Outstanding In Their Field

Outstanding in their field Stng Head-WEB

Since the world did not end with the eclipse as some prophesized, it appears I will have to write another article and farm another season.

I was front and center for the eclipse in southern Indiana. Being a “self-described weather geek,” I felt I should experience this event since I could reasonably expect I may die before the next time it came close to the Midwest. Having worked in a field spraying in 2017 during the 90 percent totality event, this gave me good reference to how much difference that last 5-10 percent of the sun blockage is.

As I watched the moon first clip the edge of the sun to about 50-60 coverage, not much was different. Like 2017, you wouldn’t even know anything was going on. By 90 percent coverage, you could feel how cool it was getting. As 95 percent coverage quickly became totality, it was like the evening sunset was sped up from 2 hours to only 2 minutes. The frogs started singing.

I found it interesting that it was dark immediately around me, but the horizon on 360 degrees had an orange glow as if the sun was rising in all directions.

It did not last long since a cloud blocked the last 30-40 seconds of the total eclipse. Witnessing totality did emphasize how strong the sun really is. I listened to Tom Skilling do an interview on the radio during my trip south. He stated that even 90 percent coverage of the sun still allows about 90 of normal daylight. My viewing confirmed this: The sun is quite the hard worker, even when only giving 10 percent effort. Can you say the same?

My eclipse viewing party was part of an overall trip to Dalton, Georgia, to pick up some special-order farm supplies that would have incurred a $1,600 shipping charge. I traveled through Tennessee for the first time in 40 years. The scenery is beautiful, I can see that as a bonus for those who have fled Illinois for Tennessee.

I witnessed first-hand how congested all the highways were. The interstates were full of trucks, just like Will County. I have been informed that the population has grown so fast the traffic infrastructure has not kept up and that home prices have skyrocketed.

Two nights were spent in Chattanooga before loading the truck in Georgia and coming home. The Aquarium along the Tennessee River was very good. Their historic downtown has much to offer. The first night, it was drizzling, and we thought it was a ghost town; we were the only pedestrians other than the 2-3 homeless that we encountered each block.

The next day, we went to the river walk earlier and in sunny weather, and the downtown was alive with people. The difference was night and day, just like 90 percent eclipse to totality.

A trip to Lookout Mountain and the historic battlefield was very diminished by thick fog. I didn’t think I would like Rock City, the pea soup fog added a unique aura to the visit, even though we had no chance to see 6 states from the viewing area.

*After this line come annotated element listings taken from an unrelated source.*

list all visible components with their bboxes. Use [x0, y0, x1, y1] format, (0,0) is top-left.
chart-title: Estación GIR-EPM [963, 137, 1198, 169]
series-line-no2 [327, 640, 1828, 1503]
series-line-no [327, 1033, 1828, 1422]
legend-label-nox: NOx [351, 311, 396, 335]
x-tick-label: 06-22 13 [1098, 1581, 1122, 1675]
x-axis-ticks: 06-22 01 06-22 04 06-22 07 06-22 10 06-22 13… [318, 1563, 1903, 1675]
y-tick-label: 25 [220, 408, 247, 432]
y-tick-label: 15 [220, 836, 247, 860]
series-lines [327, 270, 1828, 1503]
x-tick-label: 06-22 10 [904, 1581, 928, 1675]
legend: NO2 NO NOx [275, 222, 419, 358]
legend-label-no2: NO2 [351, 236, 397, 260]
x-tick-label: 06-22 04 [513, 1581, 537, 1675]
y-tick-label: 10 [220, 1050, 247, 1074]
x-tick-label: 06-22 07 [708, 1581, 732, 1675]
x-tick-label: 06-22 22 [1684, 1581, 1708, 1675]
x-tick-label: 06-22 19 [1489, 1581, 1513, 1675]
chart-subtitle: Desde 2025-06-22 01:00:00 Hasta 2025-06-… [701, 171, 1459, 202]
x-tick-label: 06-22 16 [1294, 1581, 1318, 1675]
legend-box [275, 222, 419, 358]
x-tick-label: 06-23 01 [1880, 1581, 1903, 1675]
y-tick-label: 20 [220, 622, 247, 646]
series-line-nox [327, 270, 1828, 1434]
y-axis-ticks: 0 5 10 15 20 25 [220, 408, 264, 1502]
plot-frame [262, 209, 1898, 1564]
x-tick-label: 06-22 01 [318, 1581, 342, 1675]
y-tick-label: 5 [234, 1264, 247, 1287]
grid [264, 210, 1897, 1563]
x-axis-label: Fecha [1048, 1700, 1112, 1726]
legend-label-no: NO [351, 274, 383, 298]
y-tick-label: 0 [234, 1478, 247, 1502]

I did not get to see Ruby Falls or ride the incline railway. Nor did I see any runaway trucks while descending the Monteagle plateau on I-24.

Now a revisit to my last article and tie-in to Earth Day: Now that my hometown of Manhattan can boast that it has a McDonald’s restaurant, plastic debris is not my only nemesis while doing field work this spring. I now notice many bags of refuse thrown out in the ditches and fields with the Golden Arches on the paper bag. The litterbugs used to buy their fast food in New Lenox and threw the garbage out before Manhattan.